Christopher Whaley, Ph.D., Associate Director of the Center for Advancing Health Policy through Research, Associate Professor of Health Services, Policy and Practice at Brown University. Professor Whaley is one of the keynote speakers at the Quality Institute’s May 14 Spring Conference on Key Health Care Issues for NJ Voters at the Ballot Box.
Your research as a health economist focuses on health care price transparency and market structure, including your work at the RAND corporation, where you focused on hospital price transparency. Why should states and other larger employers or purchasers participate in transparency projects like the Hospital Price Transparency Study?
It’s important to participate and learn about prices, including through the efforts that I’ve led through the Employer Price Transparency Project.
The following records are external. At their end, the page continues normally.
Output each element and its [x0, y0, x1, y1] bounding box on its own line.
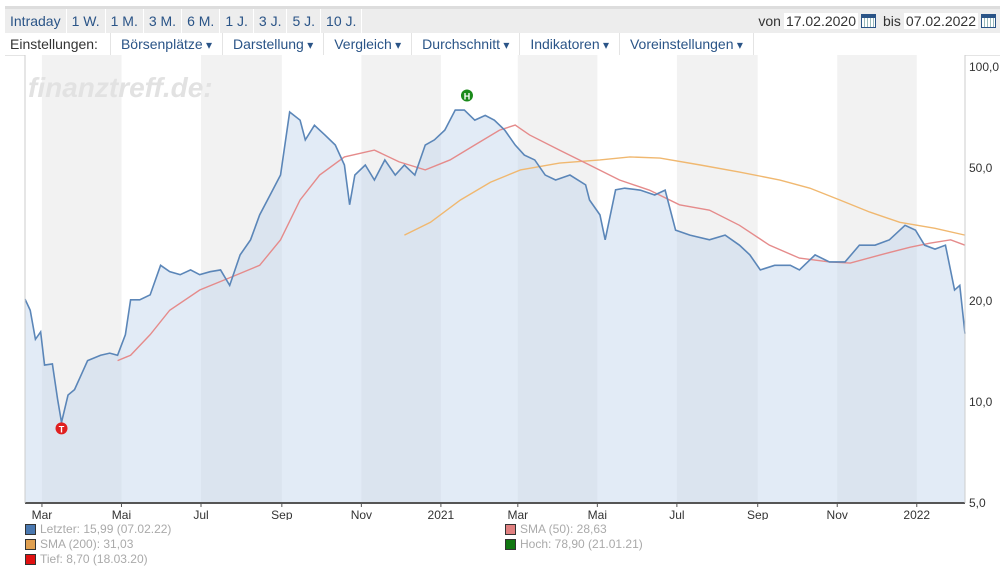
legend-last: Letzter: 15,99 (07.02.22): [25, 522, 171, 536]
tab-3j[interactable]: 3 J.: [254, 9, 288, 33]
month-band: [676, 55, 758, 503]
tab-6m[interactable]: 6 M.: [182, 9, 221, 33]
tab-3m[interactable]: 3 M.: [144, 9, 183, 33]
tab-5j[interactable]: 5 J.: [287, 9, 322, 33]
y-tick-label: 20,0: [969, 294, 993, 308]
menu-durchschnitt[interactable]: Durchschnitt: [412, 33, 521, 55]
tab-1w[interactable]: 1 W.: [67, 9, 106, 33]
y-tick-label: 50,0: [969, 161, 993, 175]
marker-label: H: [464, 91, 471, 101]
menu-voreinstellungen[interactable]: Voreinstellungen: [620, 33, 754, 55]
low-marker: [55, 422, 68, 435]
x-tick-label: 2021: [428, 508, 455, 520]
legend-swatch: [25, 523, 36, 535]
legend-text: SMA (200): 31,03: [40, 537, 134, 551]
legend-low: Tief: 8,70 (18.03.20): [25, 552, 148, 566]
y-tick-label: 5,0: [969, 496, 986, 510]
legend-text: SMA (50): 28,63: [520, 522, 607, 536]
to-label: bis: [883, 13, 901, 29]
menu-vergleich[interactable]: Vergleich: [324, 33, 413, 55]
x-tick-label: Mai: [112, 508, 131, 520]
legend-swatch: [505, 538, 516, 550]
x-tick-label: Sep: [747, 508, 769, 520]
x-tick-label: Jul: [669, 508, 684, 520]
price-area: [25, 110, 965, 503]
y-tick-label: 10,0: [969, 395, 993, 409]
series-line-letzter: [24, 109, 966, 423]
month-band: [201, 55, 282, 503]
tab-intraday[interactable]: Intraday: [5, 9, 67, 33]
x-tick-label: Mai: [588, 508, 607, 520]
period-tabs: Intraday 1 W. 1 M. 3 M. 6 M. 1 J. 3 J. 5…: [5, 6, 1000, 33]
date-range: von 17.02.2020 bis 07.02.2022: [758, 9, 996, 33]
plot-background: [25, 55, 965, 503]
x-tick-label: Nov: [827, 508, 848, 520]
y-tick-label: 100,0: [969, 60, 999, 74]
legend-high: Hoch: 78,90 (21.01.21): [505, 537, 643, 551]
to-date-input[interactable]: 07.02.2022: [903, 13, 978, 29]
legend-text: Tief: 8,70 (18.03.20): [40, 552, 148, 566]
x-tick-label: Mar: [32, 508, 53, 520]
menu-boersenplaetze[interactable]: Börsenplätze: [111, 33, 224, 55]
calendar-icon[interactable]: [981, 14, 996, 28]
legend-sma50: SMA (50): 28,63: [505, 522, 607, 536]
month-band: [41, 55, 122, 503]
x-tick-label: Sep: [271, 508, 293, 520]
high-marker: [460, 89, 473, 102]
marker-label: T: [59, 424, 65, 434]
from-label: von: [758, 13, 781, 29]
month-band: [837, 55, 917, 503]
x-tick-label: 2022: [903, 508, 930, 520]
legend-sma200: SMA (200): 31,03: [25, 537, 133, 551]
menu-darstellung[interactable]: Darstellung: [223, 33, 325, 55]
settings-label: Einstellungen:: [5, 33, 111, 55]
x-tick-label: Jul: [193, 508, 208, 520]
x-tick-label: Mar: [507, 508, 528, 520]
legend-text: Hoch: 78,90 (21.01.21): [520, 537, 643, 551]
tab-1j[interactable]: 1 J.: [220, 9, 254, 33]
calendar-icon[interactable]: [861, 14, 877, 28]
legend-text: Letzter: 15,99 (07.02.22): [40, 522, 172, 536]
watermark: finanztreff.de:: [28, 72, 213, 103]
from-date-input[interactable]: 17.02.2020: [783, 13, 859, 29]
price-chart: T H Mar Mai Jul Sep Nov 2021 Mar Mai Jul Sep Nov 202…: [24, 55, 999, 520]
settings-bar: Einstellungen: Börsenplätze Darstellung …: [5, 33, 1000, 56]
month-band: [517, 55, 598, 503]
legend-swatch: [505, 523, 516, 535]
legend-swatch: [25, 538, 36, 550]
tab-10j[interactable]: 10 J.: [321, 9, 363, 33]
x-tick-label: Nov: [351, 508, 372, 520]
legend-swatch: [25, 553, 36, 565]
menu-indikatoren[interactable]: Indikatoren: [520, 33, 620, 55]
series-line-sma200: [404, 156, 966, 236]
tab-1m[interactable]: 1 M.: [106, 9, 144, 33]
month-band: [361, 55, 441, 503]
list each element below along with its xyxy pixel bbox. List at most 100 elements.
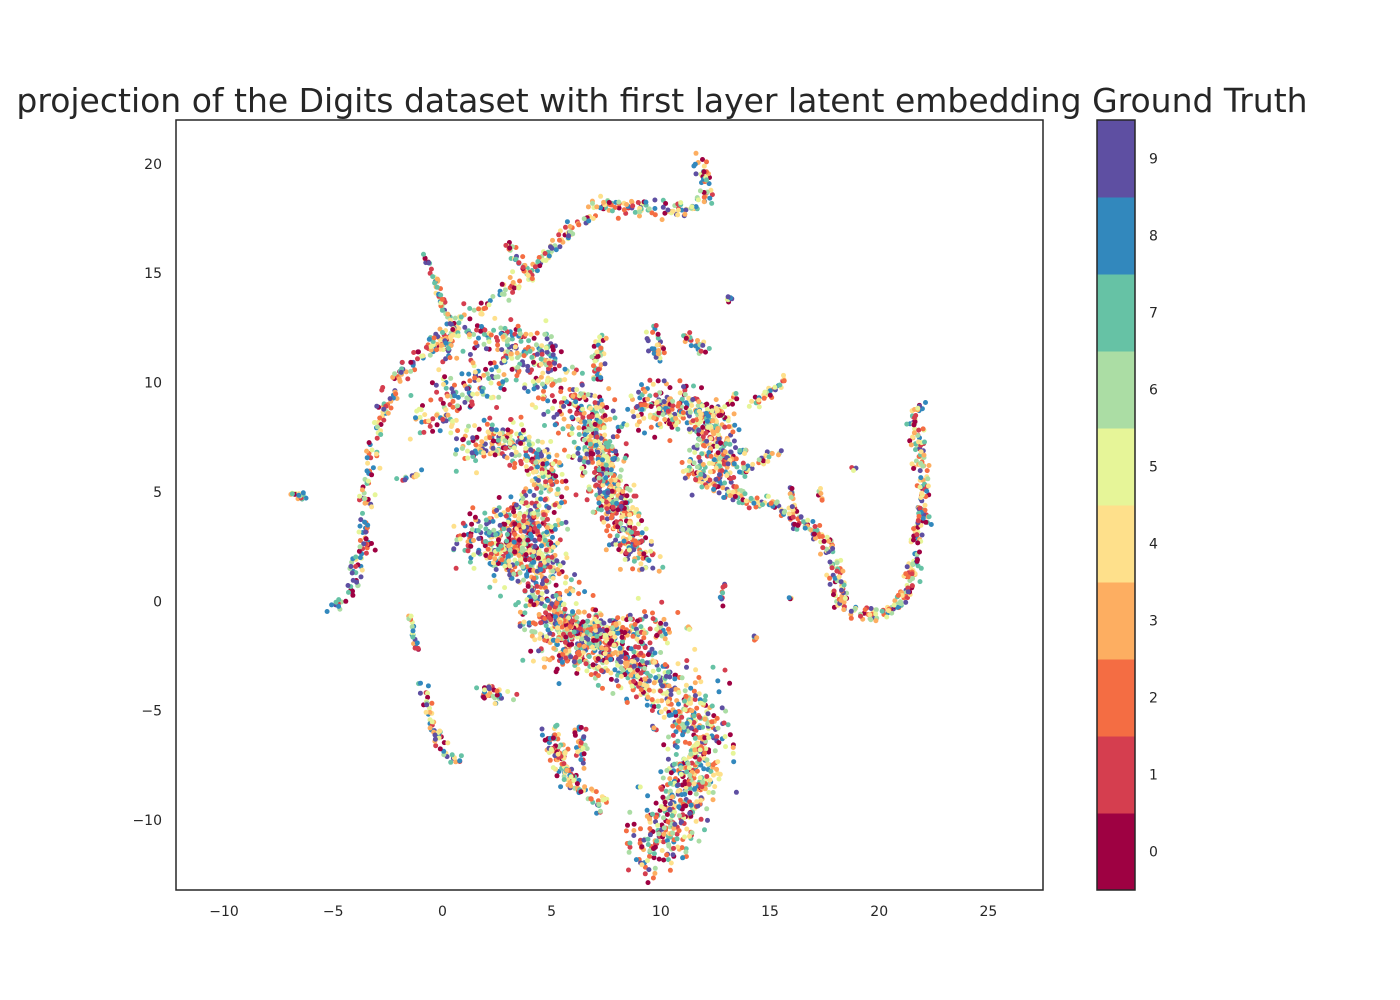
scatter-point [507,245,513,251]
scatter-point [630,203,636,209]
scatter-point [716,490,722,496]
scatter-point [486,302,492,308]
scatter-point [590,216,596,221]
scatter-point [538,361,544,367]
scatter-point [705,424,711,430]
scatter-point [774,499,780,505]
scatter-point [491,527,497,533]
scatter-point [712,748,718,754]
scatter-point [615,524,621,530]
scatter-point [642,430,647,436]
scatter-point [909,583,915,589]
scatter-point [679,675,685,681]
scatter-point [715,725,721,731]
scatter-point [643,526,649,532]
scatter-point [644,807,650,813]
scatter-point [740,460,746,466]
scatter-point [838,579,844,585]
scatter-point [581,765,587,771]
scatter-point [655,351,661,357]
scatter-point [437,428,443,434]
scatter-point [730,745,736,750]
scatter-point [667,807,673,813]
scatter-point [460,520,466,526]
scatter-point [709,192,715,198]
scatter-point [686,471,692,477]
scatter-point [712,784,718,790]
scatter-point [654,626,660,632]
scatter-point [915,540,921,546]
scatter-point [664,812,670,817]
scatter-point [644,683,650,689]
scatter-point [531,386,537,392]
scatter-point [709,719,715,725]
scatter-point [663,201,669,206]
scatter-point [794,526,800,532]
scatter-point [684,826,690,832]
scatter-point [617,474,623,479]
scatter-point [474,323,480,329]
scatter-point [809,528,815,533]
scatter-point [514,350,520,356]
scatter-point [419,353,425,359]
scatter-point [596,500,602,506]
scatter-point [478,311,484,317]
scatter-point [457,758,463,764]
scatter-point [595,366,601,372]
scatter-point [598,507,604,513]
scatter-point [622,630,628,635]
scatter-point [645,652,651,658]
scatter-point [449,752,455,758]
scatter-point [498,325,504,331]
scatter-point [817,523,823,528]
scatter-point [609,461,615,467]
scatter-point [600,482,606,488]
scatter-point [665,699,671,705]
scatter-point [824,534,830,540]
scatter-point [541,388,546,394]
scatter-point [722,480,728,486]
scatter-point [509,452,515,457]
scatter-point [539,343,545,349]
scatter-point [867,612,873,618]
scatter-point [670,398,676,404]
scatter-point [593,442,599,448]
scatter-point [399,359,405,365]
scatter-point [508,317,514,323]
scatter-point [414,640,420,646]
scatter-point [731,461,737,467]
scatter-point [609,488,615,494]
scatter-point [701,199,707,205]
scatter-point [677,378,683,384]
scatter-point [534,351,540,357]
scatter-point [581,410,587,416]
scatter-point [410,634,416,640]
scatter-point [638,639,644,645]
scatter-point [598,612,604,618]
scatter-point [513,256,519,262]
scatter-point [709,703,715,709]
scatter-point [496,368,502,374]
scatter-point [350,592,356,598]
scatter-point [476,426,482,432]
scatter-point [751,500,757,506]
scatter-point [598,362,604,368]
scatter-point [639,658,645,664]
scatter-point [445,740,451,746]
scatter-point [718,412,724,418]
scatter-point [920,426,926,432]
scatter-point [431,335,437,341]
scatter-point [509,355,515,361]
scatter-point [616,547,622,553]
scatter-point [661,378,667,384]
scatter-point [520,495,526,501]
scatter-point [642,645,648,651]
scatter-point [512,331,518,337]
scatter-point [631,828,637,833]
scatter-point [713,465,719,471]
scatter-point [536,523,542,529]
scatter-point [926,514,932,520]
scatter-point [908,442,914,448]
scatter-point [676,701,681,707]
scatter-point [558,389,564,395]
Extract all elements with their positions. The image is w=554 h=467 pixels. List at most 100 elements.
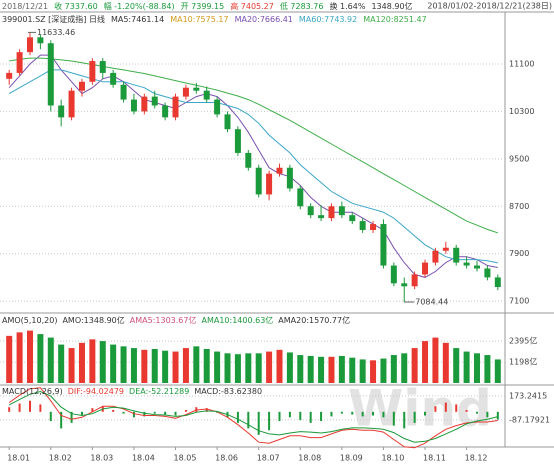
candle-body xyxy=(68,90,75,118)
macd-bar xyxy=(91,408,94,412)
candle-body xyxy=(401,283,408,287)
header-row: 399001.SZ [深证成指] 日线 MA5:7461.14 MA10:7575.… xyxy=(2,14,427,24)
legend-entry: MA120:8251.47 xyxy=(363,15,426,24)
header-item: 低 7283.76 xyxy=(280,1,324,11)
candle-body xyxy=(422,262,429,275)
candle-body xyxy=(318,215,325,219)
volume-bar xyxy=(89,339,96,383)
candle-body xyxy=(411,274,418,287)
macd-bar xyxy=(340,411,343,414)
volume-bar xyxy=(411,348,418,383)
volume-bar xyxy=(130,348,137,383)
candle-body xyxy=(234,129,241,153)
x-tick-label: 18.09 xyxy=(340,454,363,463)
macd-bar xyxy=(330,411,333,417)
legend-entry: AMA5:1303.67亿 xyxy=(130,315,197,325)
annotation: 7084.44 xyxy=(415,298,448,307)
volume-bar xyxy=(234,354,241,383)
macd-bar xyxy=(361,411,364,417)
volume-bar xyxy=(6,335,13,383)
macd-bar xyxy=(403,411,406,429)
header-item: 收 7337.60 xyxy=(54,1,98,11)
header-item: 开 7399.15 xyxy=(181,2,225,11)
candle-body xyxy=(297,188,304,207)
macd-bar xyxy=(268,411,271,431)
legend-entry: MA20:7666.41 xyxy=(235,15,293,24)
macd-bar xyxy=(351,411,354,415)
volume-bar xyxy=(245,353,252,383)
x-tick-label: 18.02 xyxy=(49,454,72,463)
macd-bar xyxy=(122,411,125,414)
volume-bar xyxy=(318,356,325,383)
candle-body xyxy=(255,167,262,195)
macd-bar xyxy=(455,404,458,412)
candle-body xyxy=(494,277,501,288)
candle-body xyxy=(266,173,273,195)
volume-bar xyxy=(120,346,127,383)
macd-bar xyxy=(444,402,447,412)
candle-body xyxy=(99,61,106,73)
volume-bar xyxy=(286,352,293,383)
legend-entry: AMA10:1400.63亿 xyxy=(201,315,273,325)
candle-body xyxy=(276,167,283,174)
volume-bar xyxy=(26,330,33,383)
candle-body xyxy=(359,221,366,230)
y-tick-label: 2395亿 xyxy=(509,336,537,346)
legend: AMO(5,10,20) AMO:1348.90亿 AMA5:1303.67亿 AMA… xyxy=(2,315,350,325)
candle-body xyxy=(162,105,169,118)
candle-body xyxy=(151,96,158,106)
volume-bar xyxy=(162,350,169,383)
macd-bar xyxy=(476,411,479,414)
candle-body xyxy=(370,224,377,230)
y-tick-label: -87.17921 xyxy=(509,415,550,424)
macd-bar xyxy=(236,411,239,423)
header-item: 幅 -1.20%(-88.84) xyxy=(104,1,175,11)
macd-bar xyxy=(309,411,312,423)
candle-body xyxy=(453,247,460,263)
y-tick-label: 1198亿 xyxy=(509,357,537,367)
macd-bar xyxy=(434,406,437,412)
candle-body xyxy=(214,99,221,115)
candle-body xyxy=(89,61,96,82)
x-tick-label: 18.01 xyxy=(7,454,30,463)
x-tick-label: 18.03 xyxy=(90,454,113,463)
volume-bar xyxy=(151,348,158,383)
macd-bar xyxy=(132,411,135,418)
macd-bar xyxy=(372,411,375,416)
macd-bar xyxy=(465,409,468,412)
candle-body xyxy=(16,52,23,73)
volume-bar xyxy=(99,341,106,383)
volume-bar xyxy=(110,344,117,383)
macd-bar xyxy=(424,411,427,416)
macd-bar xyxy=(392,411,395,426)
candle-body xyxy=(432,250,439,263)
x-tick-label: 18.07 xyxy=(257,454,280,463)
y-tick-label: 10300 xyxy=(509,107,534,116)
macd-bar xyxy=(28,400,31,412)
volume-bar xyxy=(474,353,481,383)
candle-body xyxy=(338,206,345,216)
x-tick-label: 18.11 xyxy=(423,454,446,463)
volume-bar xyxy=(224,353,231,383)
volume-bar xyxy=(463,351,470,383)
volume-bar xyxy=(494,359,501,383)
macd-bar xyxy=(205,408,208,412)
candle-body xyxy=(484,268,491,278)
y-tick-label: 8700 xyxy=(509,202,529,211)
legend-entry: AMO(5,10,20) xyxy=(2,316,57,325)
volume-bar xyxy=(442,342,449,383)
legend-entry: DEA:-52.21289 xyxy=(129,387,189,396)
volume-bar xyxy=(68,348,75,383)
candle-body xyxy=(141,96,148,112)
candle-body xyxy=(349,215,356,222)
volume-bar xyxy=(484,355,491,383)
x-tick-label: 18.08 xyxy=(298,454,321,463)
candle-body xyxy=(6,72,13,79)
macd-bar xyxy=(184,409,187,412)
candle-body xyxy=(224,114,231,130)
volume-bar xyxy=(422,341,429,383)
macd-bar xyxy=(49,411,52,422)
candle-body xyxy=(78,81,85,91)
macd-bar xyxy=(80,411,83,416)
macd-bar xyxy=(143,411,146,417)
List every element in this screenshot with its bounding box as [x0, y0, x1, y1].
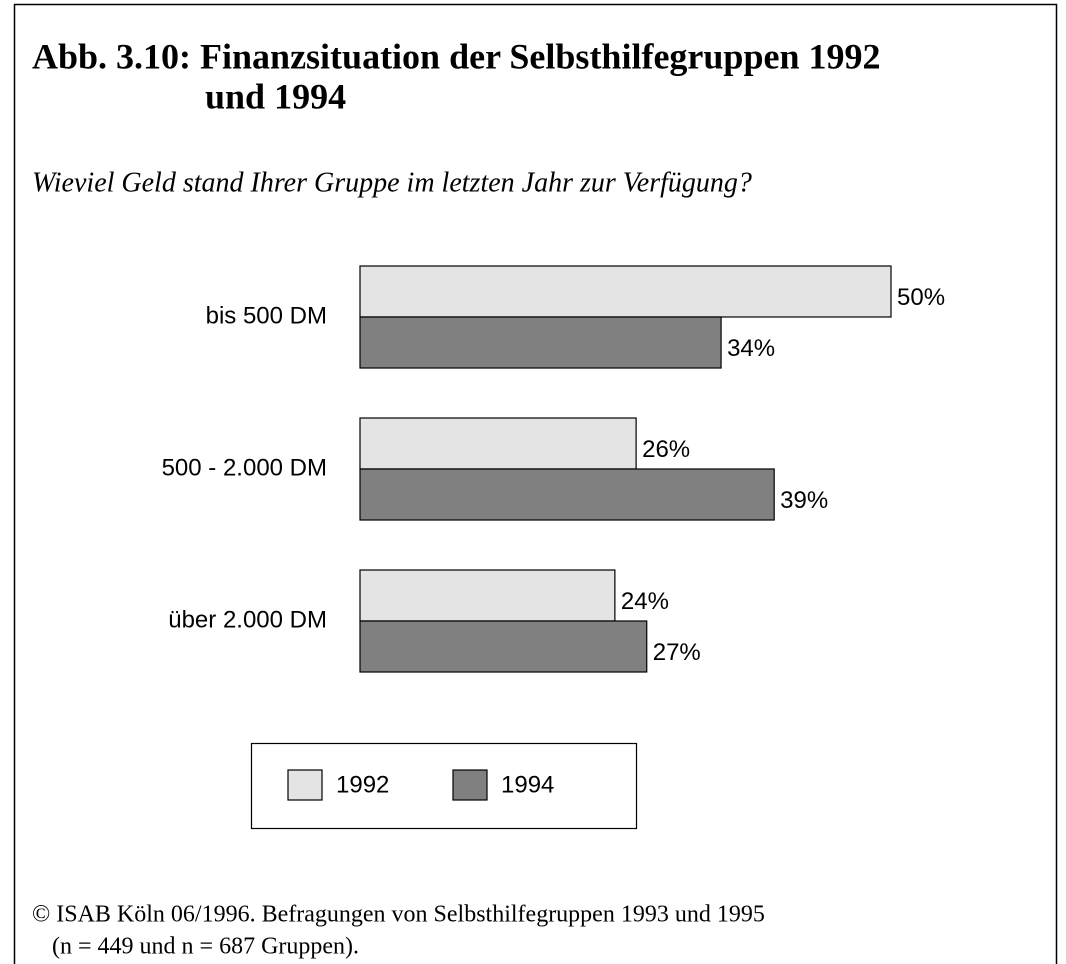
bar: [359, 417, 637, 470]
bar: [359, 569, 616, 622]
chart-title: Abb. 3.10: Finanzsituation der Selbsthil…: [32, 36, 880, 76]
chart-title: und 1994: [205, 76, 346, 116]
legend-label: 1992: [336, 771, 389, 798]
legend-label: 1994: [501, 771, 554, 798]
bar: [359, 468, 775, 521]
frame: [13, 3, 1058, 964]
bar: [359, 265, 892, 318]
note: (n = 449 und n = 687 Gruppen).: [52, 934, 359, 960]
category-label: 500 - 2.000 DM: [162, 454, 327, 481]
value-label: 50%: [897, 284, 945, 311]
value-label: 27%: [653, 639, 701, 666]
note: © ISAB Köln 06/1996. Befragungen von Sel…: [32, 902, 765, 928]
subtitle: Wieviel Geld stand Ihrer Gruppe im letzt…: [32, 167, 752, 198]
value-label: 39%: [780, 487, 828, 514]
value-label: 34%: [727, 335, 775, 362]
legend-swatch: [452, 769, 488, 801]
bar: [359, 316, 722, 369]
bar: [359, 620, 648, 673]
category-label: über 2.000 DM: [168, 606, 327, 633]
value-label: 26%: [642, 436, 690, 463]
category-label: bis 500 DM: [206, 302, 327, 329]
value-label: 24%: [621, 588, 669, 615]
legend-swatch: [287, 769, 323, 801]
How we finance health care in the United States through employer-sponsored health insurance is essentially taking money from worker wages and using that to pay for health care benefits. As the agent guiding those purchases, employers have both a legal fiduciary and, I think, a moral obligation to make sure that those purchases are being done wisely and in the interest of their employee populations. Without accurate information on prices, I don’t think employers can fulfill that fiduciary obligation.
How are employers and policy makers using the findings of the hospital price transparency studies right now?
We’ve seen two great uses of the data. One is employers having insight into prices that are negotiated on their behalf — it’s no longer just this black box called health care. They have some control over purchasing decisions. Employers have been able to use this data to make sure that purchases are being done efficiently and at prices that they consider fair.
States, meanwhile, have used the data to understand pricing dynamics in their state and to understand some of the market-level features that impact prices. In markets where there’s say a lack of competition, states have used this type of data to push for policies that increase competition in health care markets in their state.
How does your Employer Price Transparency study results align with voter concerns about health care costs? Are there lessons there for candidates or political parties?
Health care cost and affordability are the most challenging issues in the health care system. What we illustrate in our work is that there’s a tremendous amount of variation in health care prices. Employers are typically paying prices that are quite high relative to what other purchasers pay. Politically, I think that has led to substantial individual and patient-level frustration. I think from a political perspective it’s challenging as well because policies that seek to improve affordability in the health care system do so frankly at the expense of revenue to providers in local communities. Policymakers must politically balance those two competing forces.
What can our readers look forward to hearing about more in your keynote about voter attitudes on health care affordability?
In many cases a lack of affordability drives patients and voter frustration with the U.S. health care system. What I will try to highlight is how high prices contribute to those frustrations and those frictions with the health care system that I think filter down to how voters feel about the health care system.
We’re in a somewhat unique place when we think about the politics of health care. For the last decade or 15 years, health care politics have really been about how do we expand coverage and provide additional sources of coverage — whether it’s through the ACA expansions or in many states expanding access to Medicaid.
What I think we’re seeing is a recalculation among those who have access to insurance but are realizing that in many cases it’s insurance that is still quite expensive. Whether you’re paying a thousand of dollars a month for a premium or have a deductible that’s over $10,000 per year, like many family deductibles are, the politics and the calculus of how people view access to care is not just having insurance, but having insurance that is affordable.
Finally, we like to ask a question beyond a person’s professional work. If you could choose anyone (throughout history or alive today), who would be your hero?
In my work I learned about a real hero, a woman named Marilyn Bartlett, who is an accountant who ended up working on health care issues and following the numbers. When she took the helm of the Montana Employee Benefit Plan, she led efforts to move the plan from projected reserves of minus $9 million to positive $112 million in less than three years. For her accomplishments, she was selected as #13 of Fortune Magazine’s World’s 50 Greatest Leaders of 2019. I think without that very detailed eye for accounting, you don’t have the appreciation for how complicated the health care system is and how many actors are benefiting from that complexity. I think there’s a saying, “Where there’s a mystery, there’s a margin.”